Apply a medium thick piece of Teflon to the Bis B arm. Some saxophones have an arm for the G# pad, while others rely on the F# adjustment bar hitting the G# pad cup directly. For the purpose of this article, lets say our saxophone has an arm on the G#, so cover the G# arm with Teflon.

When applying Teflon to a key, use a small amount of super glue and hold the Teflon in place until the glue is dry. It is best to wrap the Teflon around to the back of the arm to increase the contact surface and ensure it will remain secure. Cut away the excess Teflon.

Now that the 'slippery' material for the "bump and slide" is finished, you can move on to applying the soft materials. Vintage saxophones rarely have adjustment screws for regulating the F#-G#/Bis B adjustment and often require sanding to set the timing.

Apply a piece of tech cork to the F# adjustment bar where it will hit the G# arm. If the tech cork is too thick, the G# pad will close first, and you will need to sand the tech cork until the pads close together. Conversely, if the tech cork is too thin, you will need to use a thicker piece. Once the timing between the F# and G# is set, sand the tech cork further until you can fit one thickness of grey ultra-suede between the adjustment arm and G# arm. Set the timing for the rest of the bottom stack and come back to set the F#-Bis Bb (1+1) timing using the same process as setting the F#-G#. When the tech cork for both the G# and Bis Bb regulation is sanded with enough room for one piece of grey ultra-suede left, apply a piece of ultra-suede over the tech cork on the F# adjustment bar.

For horns equipped with adjustment screws on the F# adjustment arm, use a different method. Like the vintage instrument, the G# and Bis Bb arms are covered in medium thick Teflon. Remove the adjustment screws and any old materials completely. Determine which thickness of cord fits best in the adjustment screw and glue a small piece to the screw using super glue. Shape the neoprene to a dome so there is only one point of contact and cover it with a small circle of grey ultra-suede.Without a layer of ultra-suede, the neoprene works, but may be too 'sticky' and may add too much friction. Re-install the adjustment screws and set up the timing as normal.

In both instances, we have created an area which is quiet and smooth by choosing the appropriate materials.

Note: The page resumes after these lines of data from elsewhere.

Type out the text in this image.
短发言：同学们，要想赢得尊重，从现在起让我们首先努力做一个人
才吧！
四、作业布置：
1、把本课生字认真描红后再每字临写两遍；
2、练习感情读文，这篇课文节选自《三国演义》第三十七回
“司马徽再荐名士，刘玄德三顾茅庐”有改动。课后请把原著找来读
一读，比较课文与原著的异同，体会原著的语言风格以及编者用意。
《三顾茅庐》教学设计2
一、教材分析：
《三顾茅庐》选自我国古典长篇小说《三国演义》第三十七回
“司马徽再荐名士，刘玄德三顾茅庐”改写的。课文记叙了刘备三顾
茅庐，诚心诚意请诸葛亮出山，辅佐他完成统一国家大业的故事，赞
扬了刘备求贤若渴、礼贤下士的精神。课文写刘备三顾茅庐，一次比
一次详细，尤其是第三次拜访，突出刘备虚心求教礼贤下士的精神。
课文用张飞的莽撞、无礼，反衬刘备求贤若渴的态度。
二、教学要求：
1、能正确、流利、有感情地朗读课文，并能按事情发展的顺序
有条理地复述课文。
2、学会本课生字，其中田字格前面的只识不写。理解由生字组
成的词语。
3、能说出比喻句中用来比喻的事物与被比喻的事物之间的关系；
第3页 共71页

The neoprene and ultra-suede combination creates a soft and stable contact, which can glide smoothly on the Teflon.

Using materials of the highest quality and taking the time to apply them in a thoughtful manner is essential to creating a saxophone that feels great and maintains stability. Factories choose materials that allow them to produce large quantities of instruments quickly and inexpensively. As they wear, those materials compress and become much louder than the materials discussed in this article. Taking the time to choose the appropriate materials for each type of contact point ensures a saxophone that is quiet, precise, and stable.